La cuisine, c'est surtout de la logistique. La plupart des vraies décisions culinaires se sont jouées il y a des semaines, en écrivant le menu. Le mercredi, c'est l'exécution.
Brice, Timesty kitchen
18h00 : fermer, nettoyer, réinitialiser
Tous les plats cuits sont en chambre froide, chaque lot enregistré, chaque surface démontée et nettoyée selon le protocole HACCP. Le nettoyage en profondeur prend environ 75 minutes. Ce coup de collier du mercredi n'est qu'un temps du cycle hebdomadaire jeudi-dimanche : jeudi les lots de portions, vendredi le QA final et la planification du chargement, et dimanche les fourgons se déploient dans les 19 communes entre 14h et 18h. Le seul mercredi de l'année où ce rythme s'arrête, c'est la fermeture d'août — il y a un article à part sur pourquoi Timesty ne livre pas en août. L'abonné voit une box du dimanche. Derrière, 14 heures de travail dont presque personne ne parle. C'est l'échange qu'on fait en contrepartie d'une cuisine de chef qui ne coûte pas 25 € le repas.

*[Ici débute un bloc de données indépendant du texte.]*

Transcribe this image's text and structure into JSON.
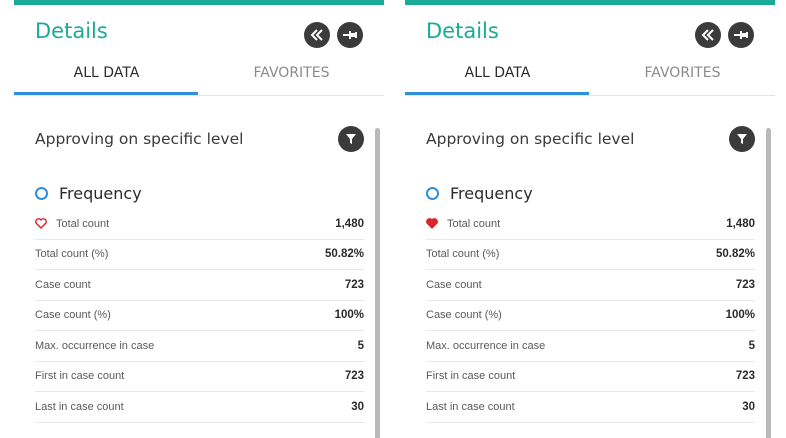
{
  "panels": [
    {
      "title": "Details",
      "tabs": {
        "all": "ALL DATA",
        "favorites": "FAVORITES"
      },
      "section_title": "Approving on specific level",
      "group_label": "Frequency",
      "favorite_filled": false,
      "rows": [
        {
          "label": "Total count",
          "value": "1,480"
        },
        {
          "label": "Total count (%)",
          "value": "50.82%"
        },
        {
          "label": "Case count",
          "value": "723"
        },
        {
          "label": "Case count (%)",
          "value": "100%"
        },
        {
          "label": "Max. occurrence in case",
          "value": "5"
        },
        {
          "label": "First in case count",
          "value": "723"
        },
        {
          "label": "Last in case count",
          "value": "30"
        }
      ]
    },
    {
      "title": "Details",
      "tabs": {
        "all": "ALL DATA",
        "favorites": "FAVORITES"
      },
      "section_title": "Approving on specific level",
      "group_label": "Frequency",
      "favorite_filled": true,
      "rows": [
        {
          "label": "Total count",
          "value": "1,480"
        },
        {
          "label": "Total count (%)",
          "value": "50.82%"
        },
        {
          "label": "Case count",
          "value": "723"
        },
        {
          "label": "Case count (%)",
          "value": "100%"
        },
        {
          "label": "Max. occurrence in case",
          "value": "5"
        },
        {
          "label": "First in case count",
          "value": "723"
        },
        {
          "label": "Last in case count",
          "value": "30"
        }
      ]
    }
  ],
  "icons": {
    "collapse": "double-chevron-left-icon",
    "pin": "pin-icon",
    "filter": "filter-icon",
    "favorite": "heart-icon"
  },
  "colors": {
    "accent": "#1aab96",
    "tab_underline": "#2f8fd8",
    "heart": "#d9262c",
    "button_bg": "#3b3b3b"
  }
}
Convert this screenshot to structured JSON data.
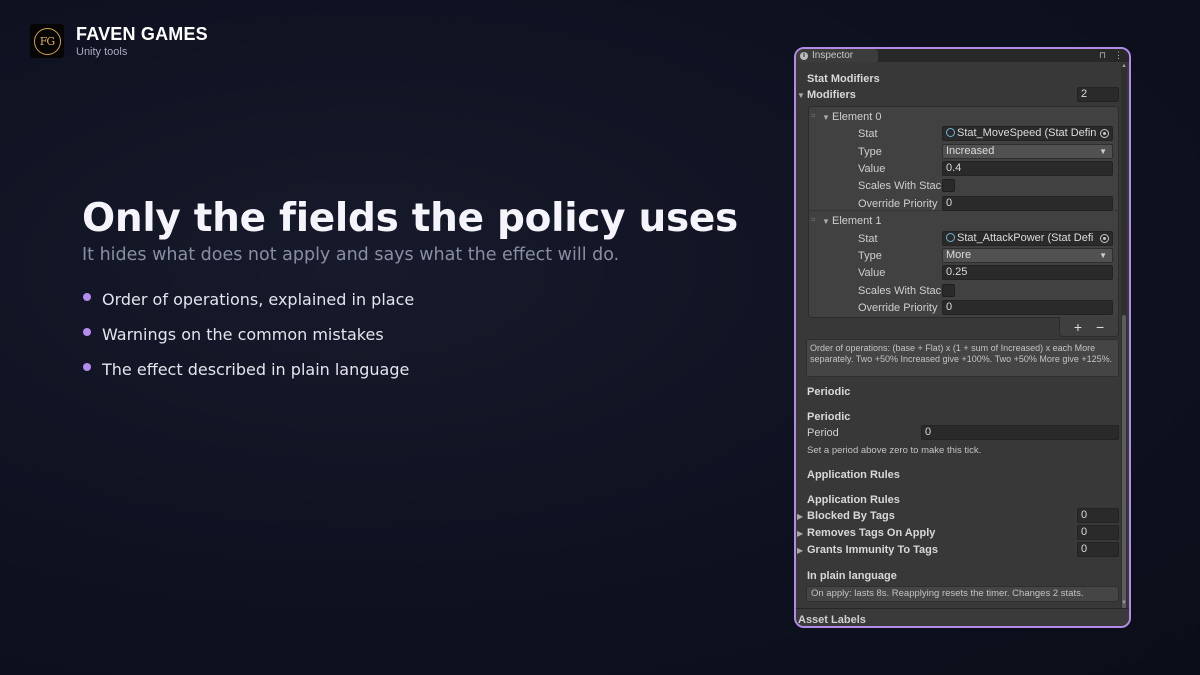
{
  "brand": {
    "logo_text": "FG",
    "name": "FAVEN GAMES",
    "tagline": "Unity tools"
  },
  "hero": {
    "title": "Only the fields the policy uses",
    "subtitle": "It hides what does not apply and says what the effect will do.",
    "bullets": [
      "Order of operations, explained in place",
      "Warnings on the common mistakes",
      "The effect described in plain language"
    ],
    "accent_color": "#b78cf0"
  },
  "inspector": {
    "tab_label": "Inspector",
    "border_color": "#b28be8",
    "stat_modifiers_header": "Stat Modifiers",
    "modifiers_label": "Modifiers",
    "modifiers_count": "2",
    "elements": [
      {
        "title": "Element 0",
        "stat_label": "Stat",
        "stat_value": "Stat_MoveSpeed (Stat Defin",
        "type_label": "Type",
        "type_value": "Increased",
        "value_label": "Value",
        "value_value": "0.4",
        "scales_label": "Scales With Stac",
        "override_label": "Override Priority",
        "override_value": "0"
      },
      {
        "title": "Element 1",
        "stat_label": "Stat",
        "stat_value": "Stat_AttackPower (Stat Defi",
        "type_label": "Type",
        "type_value": "More",
        "value_label": "Value",
        "value_value": "0.25",
        "scales_label": "Scales With Stac",
        "override_label": "Override Priority",
        "override_value": "0"
      }
    ],
    "add_label": "+",
    "remove_label": "−",
    "order_help": "Order of operations: (base + Flat) x (1 + sum of Increased) x each More separately. Two +50% Increased give +100%. Two +50% More give +125%.",
    "periodic_header": "Periodic",
    "periodic_subheader": "Periodic",
    "period_label": "Period",
    "period_value": "0",
    "period_help": "Set a period above zero to make this tick.",
    "application_header": "Application Rules",
    "application_subheader": "Application Rules",
    "blocked_label": "Blocked By Tags",
    "blocked_value": "0",
    "removes_label": "Removes Tags On Apply",
    "removes_value": "0",
    "grants_label": "Grants Immunity To Tags",
    "grants_value": "0",
    "plain_header": "In plain language",
    "plain_text": "On apply: lasts 8s. Reapplying resets the timer. Changes 2 stats.",
    "asset_labels": "Asset Labels"
  }
}
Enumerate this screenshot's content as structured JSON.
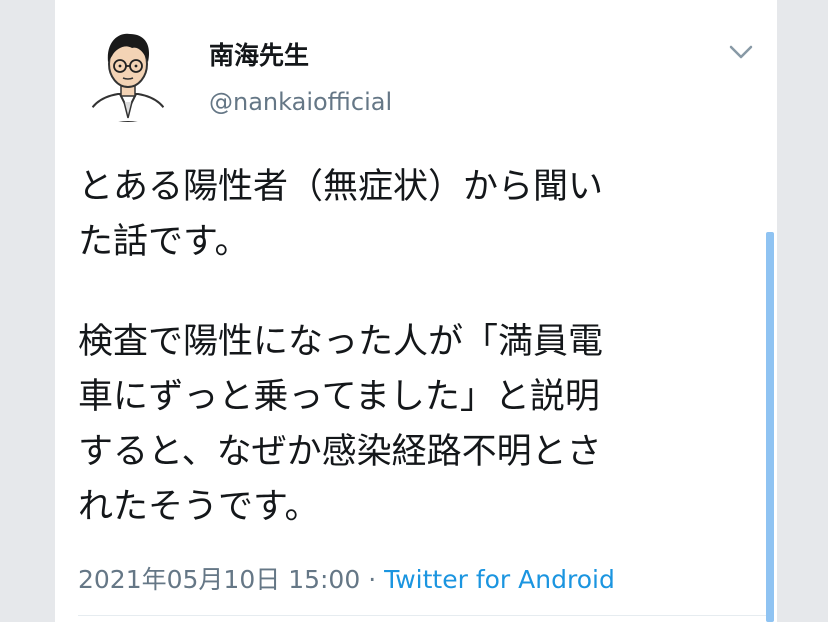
{
  "user": {
    "display_name": "南海先生",
    "handle": "@nankaiofficial",
    "avatar_icon": "illustrated-man-with-glasses-avatar"
  },
  "tweet": {
    "lines_para1": [
      "とある陽性者（無症状）から聞い",
      "た話です。"
    ],
    "lines_para2": [
      "検査で陽性になった人が「満員電",
      "車にずっと乗ってました」と説明",
      "すると、なぜか感染経路不明とさ",
      "れたそうです。"
    ]
  },
  "meta": {
    "timestamp": "2021年05月10日 15:00",
    "separator": " · ",
    "source": "Twitter for Android"
  },
  "icons": {
    "menu": "chevron-down-icon"
  },
  "colors": {
    "text": "#14171a",
    "secondary": "#657786",
    "link": "#1b95e0",
    "scroll_thumb": "#8fc3f2"
  }
}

La journée du mercredi en un coup d'œil
| Heure | Étape | Pourquoi c'est important |
|---|
| 5h30 | Fours allumés, contrôle chaîne du froid | Un stock hors plage n'est jamais cuisiné |
| 7h00–7h45 | Légumes Mabru + viande/poisson livrés, sondés, pesés | Refusé au quai si quelque chose cloche |
| 8h30 | Mise en place : laver, éplucher, peser, précouper | Quantités fixées mardi soir ; moins de 2% de surplus |
| 11h00 | Cuisson → refroidissement rapide → portion → étiquette | Flux en sens unique bloque la contamination croisée |
| 14h30 | Codes de lot sur chaque barquette | Traçabilité complète jusqu'à une caisse d'œufs |
| 18h00 | Fermeture, nettoyage HACCP de 75 min, reset | Cuisine prête pour les lots du jeudi |
Que signifie réellement la certification AFSCA ?
L'AFSCA (FAVV en néerlandais) est l'agence fédérale belge de sécurité alimentaire. La certification signifie qu'une cuisine peut documenter le cycle de vie complet de chaque assiette : traçabilité fournisseurs, registres de lots, séparation des allergènes, formation hygiène, et une chaîne du froid ininterrompue. Les inspecteurs arrivent sans prévenir, généralement une fois par an pour une cuisine de notre taille.
Où se trouve la cuisine Timesty à Bruxelles ?
À Auderghem, l'une des 19 communes de la Région de Bruxelles-Capitale. Les produits frais viennent de Mabru, le marché matinal de gros de la ville à Laeken, avec viande et poisson de deux fournisseurs avec qui on travaille depuis le lancement. Tout y est cuisiné, refroidi et emballé avant la livraison du dimanche.
La nourriture est-elle cuisinée fraîche ou surgelée ?
Cuisinée fraîche. Les plats sont préparés mercredi et jeudi, refroidis rapidement (pas surgelés), gardés en chambre froide et livrés au frais le dimanche entre 14h et 18h. Vous les réchauffez à la maison — c'est prêt à manger, pas un kit repas ni du surgelé.
Pourquoi la clôture des commandes est-elle le mercredi ?
Les commandes ferment le mercredi à 23h59 parce que la cuisine a besoin des chiffres verrouillés pour tout dimensionner : combien de kilos commander à Mabru, combien de portions cuisiner, combien gaspiller le moins possible. On agrège les commandes du mardi soir et on cuisine à ce nombre exact, c'est ainsi qu'on garde le surplus sous 2% et les prix là où ils sont.